Historic Hood River
Scrap Drive

Notes
The demand for material to make munitions led communities across the country to hold scrap drives to gather whatever metals or rubber they could find. Readers may remember I am still looking for evidence of what happened to the supposed Civil War cannon which used to be at our county courthouse. We know it was fired every July 4th into the early twentieth century, until the GAR member who could safely fire the weapon was no longer available. My best guess is it wound up in one of these drives. Perhaps it’s at the bottom of that pile?

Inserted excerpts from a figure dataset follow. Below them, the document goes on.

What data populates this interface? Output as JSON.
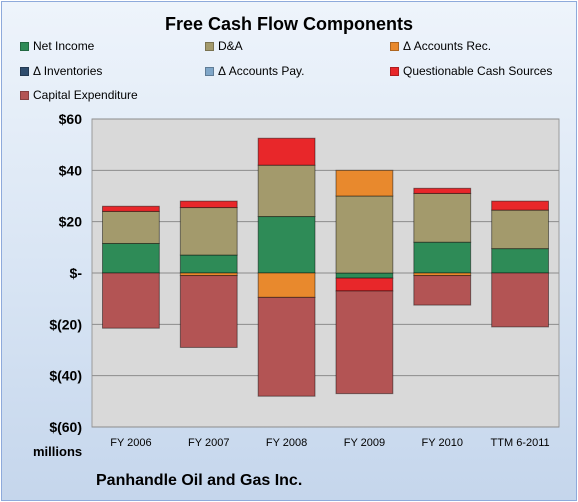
{
  "chart_data": {
    "type": "bar",
    "stacked": true,
    "title": "Free Cash Flow Components",
    "categories": [
      "FY 2006",
      "FY 2007",
      "FY 2008",
      "FY 2009",
      "FY 2010",
      "TTM 6-2011"
    ],
    "ylim": [
      -60,
      60
    ],
    "yticks": [
      60,
      40,
      20,
      0,
      -20,
      -40,
      -60
    ],
    "ytick_labels": [
      "$60",
      "$40",
      "$20",
      "$-",
      "$(20)",
      "$(40)",
      "$(60)"
    ],
    "grid": true,
    "legend_position": "top",
    "y_unit_label": "millions",
    "series": [
      {
        "name": "Net Income",
        "color": "#2e8b57",
        "values": [
          11.5,
          7,
          22,
          -2,
          12,
          9.5
        ]
      },
      {
        "name": "D&A",
        "color": "#a39a6c",
        "values": [
          12.5,
          18.5,
          20,
          30,
          19,
          15
        ]
      },
      {
        "name": "Δ Accounts Rec.",
        "color": "#e8892d",
        "values": [
          0,
          -1,
          -9.5,
          10,
          -1,
          0
        ]
      },
      {
        "name": "Δ Inventories",
        "color": "#2f4d6e",
        "values": [
          0,
          0,
          0,
          0,
          0,
          0
        ]
      },
      {
        "name": "Δ Accounts Pay.",
        "color": "#7fa6c8",
        "values": [
          0,
          0,
          0,
          0,
          0,
          0
        ]
      },
      {
        "name": "Questionable Cash Sources",
        "color": "#e8272a",
        "values": [
          2,
          2.5,
          10.5,
          -5,
          2,
          3.5
        ]
      },
      {
        "name": "Capital Expenditure",
        "color": "#b35454",
        "values": [
          -21.5,
          -28,
          -38.5,
          -40,
          -11.5,
          -21
        ]
      }
    ]
  },
  "footer": {
    "y_unit": "millions",
    "company": "Panhandle Oil and Gas Inc."
  }
}
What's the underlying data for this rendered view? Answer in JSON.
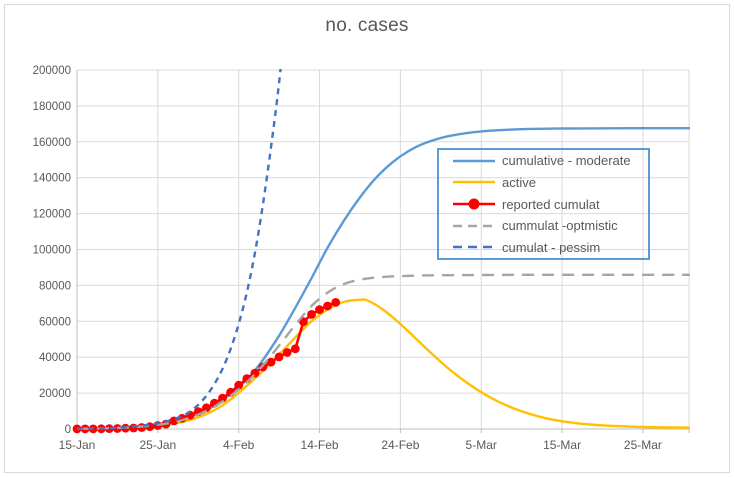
{
  "title": "no. cases",
  "colors": {
    "moderate": "#5B9BD5",
    "active": "#FFC000",
    "reported": "#FF0000",
    "optimistic": "#A5A5A5",
    "pessimistic": "#4472C4",
    "gridline": "#D9D9D9",
    "axis_line": "#BFBFBF",
    "text": "#595959",
    "legend_border": "#5B9BD5"
  },
  "chart_data": {
    "type": "line",
    "title": "no. cases",
    "xlabel": "",
    "ylabel": "",
    "grid": true,
    "x_axis": {
      "unit": "days since 15-Jan",
      "range": [
        0,
        75.7
      ],
      "tick_days": [
        0,
        10,
        20,
        30,
        40,
        50,
        60,
        70
      ],
      "tick_labels": [
        "15-Jan",
        "25-Jan",
        "4-Feb",
        "14-Feb",
        "24-Feb",
        "5-Mar",
        "15-Mar",
        "25-Mar"
      ]
    },
    "y_axis": {
      "range": [
        0,
        200000
      ],
      "tick_interval": 20000,
      "tick_labels": [
        "0",
        "20000",
        "40000",
        "60000",
        "80000",
        "100000",
        "120000",
        "140000",
        "160000",
        "180000",
        "200000"
      ]
    },
    "legend": {
      "position": "overlay-right-center",
      "entries": [
        "cumulative - moderate",
        "active",
        "reported cumulat",
        "cummulat -optmistic",
        "cumulat - pessim"
      ]
    },
    "series": [
      {
        "name": "cumulative - moderate",
        "color": "#5B9BD5",
        "line_style": "solid",
        "marker": "none",
        "points": [
          [
            0,
            150
          ],
          [
            4,
            500
          ],
          [
            8,
            1600
          ],
          [
            12,
            4200
          ],
          [
            15,
            8500
          ],
          [
            17,
            13000
          ],
          [
            19,
            19500
          ],
          [
            21,
            27500
          ],
          [
            23,
            38500
          ],
          [
            25,
            52000
          ],
          [
            27,
            67500
          ],
          [
            29,
            84000
          ],
          [
            31,
            101000
          ],
          [
            33,
            116000
          ],
          [
            35,
            129000
          ],
          [
            37,
            140000
          ],
          [
            39,
            148500
          ],
          [
            41,
            154800
          ],
          [
            43,
            159200
          ],
          [
            46,
            163200
          ],
          [
            50,
            165800
          ],
          [
            55,
            167000
          ],
          [
            60,
            167400
          ],
          [
            66,
            167500
          ],
          [
            71,
            167600
          ],
          [
            76,
            167600
          ]
        ]
      },
      {
        "name": "active",
        "color": "#FFC000",
        "line_style": "solid",
        "marker": "none",
        "points": [
          [
            0,
            30
          ],
          [
            5,
            300
          ],
          [
            10,
            1600
          ],
          [
            14,
            5000
          ],
          [
            17,
            10500
          ],
          [
            19,
            16500
          ],
          [
            21,
            24000
          ],
          [
            23,
            32500
          ],
          [
            25,
            41500
          ],
          [
            27,
            51000
          ],
          [
            29,
            60000
          ],
          [
            31,
            66500
          ],
          [
            33,
            70800
          ],
          [
            35,
            72000
          ],
          [
            36,
            71500
          ],
          [
            38,
            66000
          ],
          [
            40,
            58500
          ],
          [
            42,
            50000
          ],
          [
            44,
            41500
          ],
          [
            46,
            33500
          ],
          [
            48,
            26500
          ],
          [
            50,
            20500
          ],
          [
            52,
            15500
          ],
          [
            54,
            11500
          ],
          [
            56,
            8400
          ],
          [
            58,
            6000
          ],
          [
            60,
            4300
          ],
          [
            63,
            2700
          ],
          [
            66,
            1800
          ],
          [
            70,
            1100
          ],
          [
            76,
            700
          ]
        ]
      },
      {
        "name": "reported cumulat",
        "color": "#FF0000",
        "line_style": "solid",
        "marker": "circle",
        "start_date": "15-Jan",
        "points": [
          [
            0,
            41
          ],
          [
            1,
            45
          ],
          [
            2,
            62
          ],
          [
            3,
            121
          ],
          [
            4,
            198
          ],
          [
            5,
            291
          ],
          [
            6,
            440
          ],
          [
            7,
            571
          ],
          [
            8,
            830
          ],
          [
            9,
            1287
          ],
          [
            10,
            1975
          ],
          [
            11,
            2744
          ],
          [
            12,
            4515
          ],
          [
            13,
            5974
          ],
          [
            14,
            7711
          ],
          [
            15,
            9692
          ],
          [
            16,
            11791
          ],
          [
            17,
            14380
          ],
          [
            18,
            17205
          ],
          [
            19,
            20438
          ],
          [
            20,
            24324
          ],
          [
            21,
            28018
          ],
          [
            22,
            31161
          ],
          [
            23,
            34546
          ],
          [
            24,
            37198
          ],
          [
            25,
            40171
          ],
          [
            26,
            42638
          ],
          [
            27,
            44653
          ],
          [
            28,
            59804
          ],
          [
            29,
            63851
          ],
          [
            30,
            66492
          ],
          [
            31,
            68500
          ],
          [
            32,
            70548
          ]
        ]
      },
      {
        "name": "cummulat -optmistic",
        "color": "#A5A5A5",
        "line_style": "dashed-long",
        "marker": "none",
        "points": [
          [
            0,
            120
          ],
          [
            4,
            450
          ],
          [
            8,
            1400
          ],
          [
            12,
            3800
          ],
          [
            15,
            8000
          ],
          [
            17,
            12500
          ],
          [
            19,
            18500
          ],
          [
            21,
            26000
          ],
          [
            23,
            35500
          ],
          [
            25,
            46500
          ],
          [
            27,
            58000
          ],
          [
            29,
            68500
          ],
          [
            31,
            76000
          ],
          [
            33,
            80800
          ],
          [
            35,
            83200
          ],
          [
            37,
            84400
          ],
          [
            40,
            85200
          ],
          [
            44,
            85600
          ],
          [
            50,
            85800
          ],
          [
            58,
            85900
          ],
          [
            67,
            85900
          ],
          [
            76,
            85900
          ]
        ]
      },
      {
        "name": "cumulat - pessim",
        "color": "#4472C4",
        "line_style": "dashed-short",
        "marker": "none",
        "points": [
          [
            0,
            150
          ],
          [
            3,
            400
          ],
          [
            6,
            1000
          ],
          [
            9,
            2400
          ],
          [
            11,
            4200
          ],
          [
            13,
            7200
          ],
          [
            14,
            9800
          ],
          [
            15,
            13500
          ],
          [
            16,
            18500
          ],
          [
            17,
            25000
          ],
          [
            18,
            33500
          ],
          [
            19,
            44500
          ],
          [
            20,
            58500
          ],
          [
            21,
            76000
          ],
          [
            22,
            98000
          ],
          [
            23,
            125000
          ],
          [
            24,
            157000
          ],
          [
            25,
            193000
          ],
          [
            26,
            238000
          ]
        ]
      }
    ]
  }
}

That’s Percy Laraway looking through the scrap trying to identify objects which could be repaired instead of being scrapped. You may remember him posing in the orchard many years before.
Roger Sheldrake
Wasn’t there a junk/scrap man up on the heights? Maybe west of where the paint store is now. Warren Shaffy??
Jeffrey W Bryant
Harry Gross was a junk dealer in Hood River in the late 1910’s and early 1920’s. He came from Russia, died in 1971 and is buried in Portland. See:
https://chroniclingamerica.loc.gov/lccn/sn97071110/1918-03-28/ed-1/seq-7/ for an example article from the Hood River Glacier. I have other references if desired. He was living at 216 1st Street, Hood River, in 1920.
nels
Interesting that there are so many wood/coal cook stoves there. ‘Course this was about the time that electricity was widely used and these stoves must have been in the barn anyway.